What is the allocation pattern in this mutual fund scheme?
This fund investment pattern is as follows:
|Type of instruments||Allocation %||Risk Profile|
|Government securities / State Development Loans (SDLs) & Debt Instruments||90% to 100%||Medium to low|
|Money Market instruments||0% to 10%||Low|
Why to invest in this Fixed Maturity Plan (FMP) Scheme?
Here are the few reasons to invest in this FMP.
1) FMPs invest in debt instruments that matches with the duration of the fund and has potential to generate higher returns compared to bank FDs.
2) This scheme would invest up to 35% in government securities and balance in AAA rated NCDs / bonds of corporates which are relatively safe investment options.
3) You would know the approximate returns if you invest in FMP. Currently this FMP invests in corporate debt instruments + government securities where the yield works out in between 5.5% to 6.5% (though not guaranteed). Means one can expect the returns from this FMP in this range.
4) This scheme has fixed maturity at 1869 Days (5 years and 44 days) which is good for medium term investors.
5) You can sell them on BSE before maturity (provided there are buyers), hence it provides liquidity options for investors.
6) There is no entry or exit load on this FMP scheme.
7) Investors in the 30 % tax bracket can lock their money for 5 years as returns on maturity qualify for long-term capital gains tax with indexation.
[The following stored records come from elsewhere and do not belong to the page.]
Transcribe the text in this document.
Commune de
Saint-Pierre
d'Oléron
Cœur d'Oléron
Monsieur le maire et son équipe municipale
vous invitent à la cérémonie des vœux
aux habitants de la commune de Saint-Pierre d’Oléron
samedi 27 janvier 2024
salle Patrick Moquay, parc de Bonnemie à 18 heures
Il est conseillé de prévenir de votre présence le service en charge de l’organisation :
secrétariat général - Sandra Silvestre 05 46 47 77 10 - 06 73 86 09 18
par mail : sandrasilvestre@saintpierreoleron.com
The indexation benefit on such FMP would bring down the tax rate to single digit.
Some key risk factors you should consider before you invest in such funds
One should consider some of these risk factors / negative factors before investing in such funds.
1) This scheme invests in AAA rated corporate debt instruments. In case of a downgrade of ratings of such corporates, mutual fund AMC has to write-off / side pocket the amount. In such case, one can see a fall in NAV.
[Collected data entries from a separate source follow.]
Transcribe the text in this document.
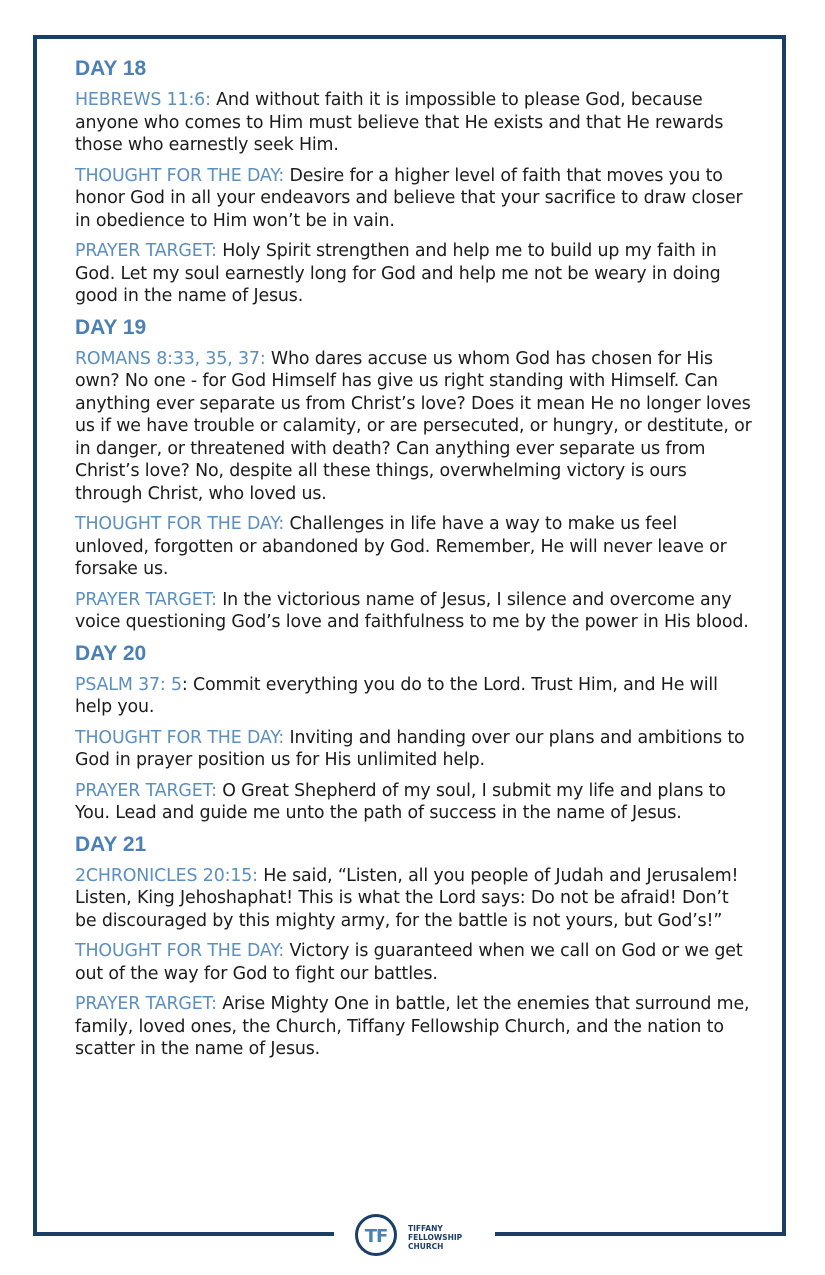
DAY 18

HEBREWS 11:6: And without faith it is impossible to please God, because anyone who comes to Him must believe that He exists and that He rewards those who earnestly seek Him.

THOUGHT FOR THE DAY: Desire for a higher level of faith that moves you to honor God in all your endeavors and believe that your sacrifice to draw closer in obedience to Him won’t be in vain.

PRAYER TARGET: Holy Spirit strengthen and help me to build up my faith in God. Let my soul earnestly long for God and help me not be weary in doing good in the name of Jesus.

DAY 19

ROMANS 8:33, 35, 37: Who dares accuse us whom God has chosen for His own? No one - for God Himself has give us right standing with Himself. Can anything ever separate us from Christ’s love? Does it mean He no longer loves us if we have trouble or calamity, or are persecuted, or hungry, or destitute, or in danger, or threatened with death? Can anything ever separate us from Christ’s love? No, despite all these things, overwhelming victory is ours through Christ, who loved us.

THOUGHT FOR THE DAY: Challenges in life have a way to make us feel unloved, forgotten or abandoned by God. Remember, He will never leave or forsake us.

PRAYER TARGET: In the victorious name of Jesus, I silence and overcome any voice questioning God’s love and faithfulness to me by the power in His blood.

DAY 20

PSALM 37: 5: Commit everything you do to the Lord. Trust Him, and He will help you.

THOUGHT FOR THE DAY: Inviting and handing over our plans and ambitions to God in prayer position us for His unlimited help.

PRAYER TARGET: O Great Shepherd of my soul, I submit my life and plans to You. Lead and guide me unto the path of success in the name of Jesus.

DAY 21

2CHRONICLES 20:15: He said, “Listen, all you people of Judah and Jerusalem! Listen, King Jehoshaphat! This is what the Lord says: Do not be afraid! Don’t be discouraged by this mighty army, for the battle is not yours, but God’s!”

THOUGHT FOR THE DAY: Victory is guaranteed when we call on God or we get out of the way for God to fight our battles.

PRAYER TARGET: Arise Mighty One in battle, let the enemies that surround me, family, loved ones, the Church, Tiffany Fellowship Church, and the nation to scatter in the name of Jesus.

TF	TIFFANY
FELLOWSHIP
CHURCH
2) Scheme invests in debt instruments and money market instruments where there is interest rate risk. There are various factors like government borrowing, inflation, economic performance due to which interest rates can fluctuate (fall or rise).
3) FMP’s generally good if you hold for the entire duration of the scheme. If you want to redeem early by selling on stock exchanges, you might get lower returns.
4) Investors should not assume any guaranteed returns from such FMPs.
5) Since it is a new mutual fund scheme, there is no past performance, hence we would know how the fund would perform in the future.
6) Other risk factors can be checked in the NFO SID (Scheme Information document).
How the returns from Fixed Maturity Plans are taxed?
If you held these FMPs for less than three years and sell on stock exchanges, the proceeds from FMPs are added to the individual income and taxed as per the income tax slab applicable to the investor. If investments are held for more than three years or till maturity, the returns are taxed at 20% with the indexation benefit.
Who can invest in the Nippon India Fixed Horizon Fund – XLII Series 7 NFO?
Nippon India Fixed Horizon Fund XLII Series 7 invests in government securities and AAA rated corporate debt instruments. However the returns are NOT guaranteed. There are several corporates whose credit ratings are being downgraded over a period of time. One should consider all these risks. Moderate risk takers who are in the high tax bracket can invest in such schemes to get higher post tax returns. Others / low risk takers can invest their money in some of the best fixed deposit schemes that are offering up to 7% interest per annum.